We have two Covercraft UVS100 sunshades (one for the Cruze and one for the Cobalt), and I bought a third for my brother's Buick - they're custom fit, and very high quality. Not the cheapest, but you definitely get what you pay for.


----------



## sparkman (Oct 15, 2015)

https://www.walmart.com/ip/Chevy-Accordion-Sunshade/51240722

Bought this one, fits fine, looks good, and does it's job. 

No need to pay more.


----------



## Tomko (Jun 1, 2013)

CoverCraft makes a quality product. Never been disappointed with them.


----------



## Tomko (Jun 1, 2013)

I've also dealt with coverking for custom fit products and they too have been fully satisfactory.


----------



## jmsanti (Feb 4, 2015)

Another vote for Covercraft. Expensive yet really blocks the heat from the sun.


----------



## obermd (Mar 3, 2012)

I have a Weathertech that fits and holds nicely. It rolls up when not in use so there is some curl.


----------



## Premier17 (May 20, 2017)

Sorry for replying to such an old thread, I"m just new to the board and going through them.  My previous car was a 2013 Buick Verano, and I kept the sun shade from that car. It was custom made to fit perfectly (and it did!) I kept the shade when I traded in the Buick, and it fits very nicely in the Cruze! I am happy about that.


----------



## Mattd04639 (Jun 10, 2017)

MP81 said:


> Welcome!
> 
> We have two Covercraft UVS100 sunshades (one for the Cruze and one for the Cobalt), and I bought a third for my brother's Buick - they're custom fit, and very high quality. Not the cheapest, but you definitely get what you pay for.
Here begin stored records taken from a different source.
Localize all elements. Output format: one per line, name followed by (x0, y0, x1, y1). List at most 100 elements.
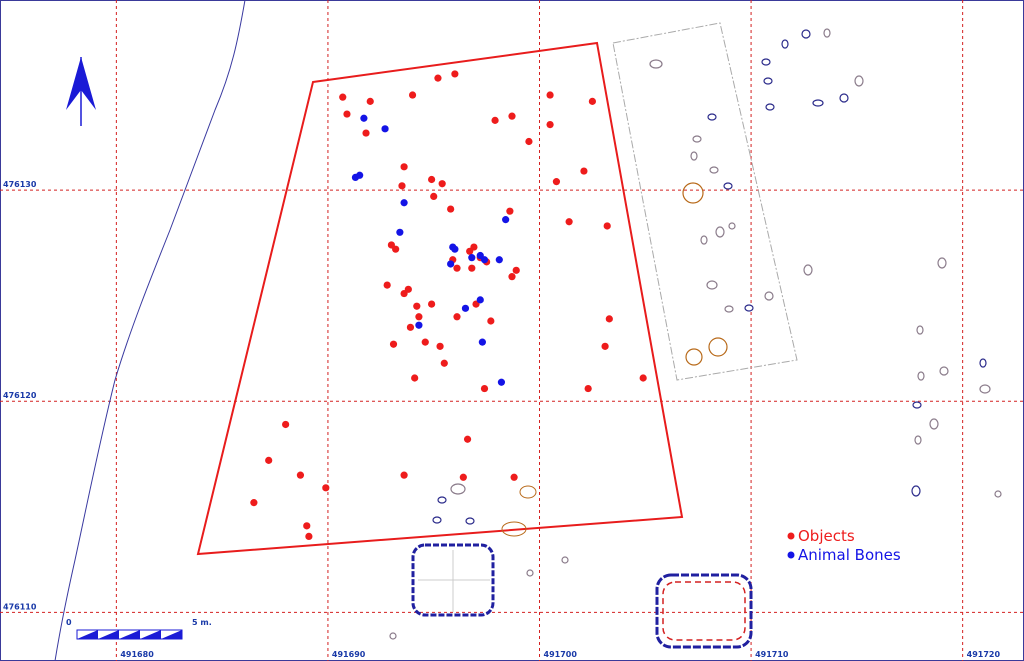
find-point (512, 266, 520, 274)
y-tick-label: 476110 (3, 602, 37, 611)
find-point (411, 374, 419, 382)
find-point (296, 471, 305, 479)
find-point (461, 304, 470, 312)
find-point (447, 260, 455, 268)
find-point (510, 473, 518, 481)
x-tick-label: 491690 (332, 650, 366, 659)
find-point (322, 484, 330, 492)
find-point (428, 300, 436, 308)
find-point (400, 289, 408, 298)
legend-marker (787, 532, 795, 540)
find-point (497, 378, 506, 386)
find-point (430, 192, 438, 200)
find-point (639, 374, 647, 382)
find-point (495, 256, 503, 264)
find-point (389, 340, 398, 348)
find-point (466, 247, 474, 255)
find-point (436, 342, 444, 350)
scale-start: 0 (66, 618, 72, 627)
find-point (552, 178, 561, 186)
north-arrow (66, 57, 96, 126)
find-point (282, 420, 290, 429)
find-point (476, 296, 484, 304)
find-point (383, 281, 391, 289)
find-point (565, 218, 573, 226)
find-point (459, 473, 467, 481)
find-point (400, 471, 408, 479)
stones (389, 28, 1002, 649)
find-point (603, 222, 611, 230)
find-point (584, 384, 592, 393)
find-point (580, 167, 588, 175)
find-point (400, 199, 408, 207)
find-point (508, 273, 516, 281)
find-point (381, 125, 389, 133)
find-point (478, 338, 486, 346)
find-point (400, 163, 408, 171)
legend-label: Animal Bones (798, 546, 901, 564)
find-point (601, 342, 609, 350)
find-point (415, 313, 423, 321)
find-point (508, 112, 516, 120)
find-point (428, 175, 436, 184)
find-point (453, 264, 461, 272)
find-point (265, 456, 273, 464)
legend-label: Objects (798, 527, 855, 545)
scale-end: 5 m. (192, 618, 212, 627)
find-point (421, 338, 429, 346)
find-point (487, 317, 495, 325)
find-point (506, 207, 514, 215)
find-point (343, 110, 351, 118)
find-point (303, 522, 311, 530)
find-point (468, 264, 476, 272)
y-tick-label: 476120 (3, 391, 37, 400)
x-tick-label: 491700 (544, 650, 578, 659)
find-point (491, 116, 499, 124)
y-tick-label: 476130 (3, 180, 37, 189)
find-point (588, 97, 596, 105)
find-point (447, 205, 455, 213)
second-trench (612, 22, 798, 381)
find-point (396, 228, 404, 236)
find-point (440, 359, 448, 367)
find-point (406, 323, 415, 331)
find-point (398, 182, 406, 190)
find-point (468, 254, 476, 262)
x-tick-label: 491710 (755, 650, 789, 659)
points (250, 70, 647, 541)
x-tick-label: 491720 (967, 650, 1001, 659)
find-point (434, 74, 442, 82)
find-point (362, 129, 370, 137)
find-point (451, 70, 459, 78)
find-point (339, 93, 347, 101)
find-point (305, 532, 313, 541)
river-edge (54, 0, 246, 661)
find-point (415, 321, 423, 329)
find-point (250, 499, 258, 507)
find-point (366, 97, 374, 105)
find-point (546, 120, 554, 129)
legend-marker (787, 551, 795, 559)
find-point (525, 137, 533, 146)
find-point (356, 171, 364, 179)
find-point (502, 216, 510, 224)
trench-outline (196, 41, 684, 556)
find-point (413, 302, 421, 310)
find-point (451, 245, 459, 253)
find-point (480, 256, 489, 264)
find-point (408, 91, 417, 99)
find-point (546, 91, 554, 99)
find-point (480, 384, 489, 393)
x-tick-label: 491680 (120, 650, 154, 659)
find-point (392, 245, 400, 253)
find-point (438, 180, 446, 188)
find-point (360, 114, 368, 122)
find-point (605, 315, 613, 323)
scale-bar: 0 5 m. (66, 618, 212, 640)
find-point (463, 435, 472, 443)
find-point (453, 313, 461, 321)
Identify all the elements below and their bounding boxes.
I just got a Covercraft UVS100 for my 10-day old Cruze. I like the fact that it fits the windshield perfectly, but (given its rigidity), It's left a couple scuff marks on my dashboard.


----------



## carid (Jul 20, 2011)

You can choose from several options for your Cruze, but like others said, Covercraft is the most popular. This custom patterned sunscreen not only helps reduce the interior temperature when it's hot outside, it also helps protect the vehicle interior from damaging UV rays that enter through the front windshield all year long.


----------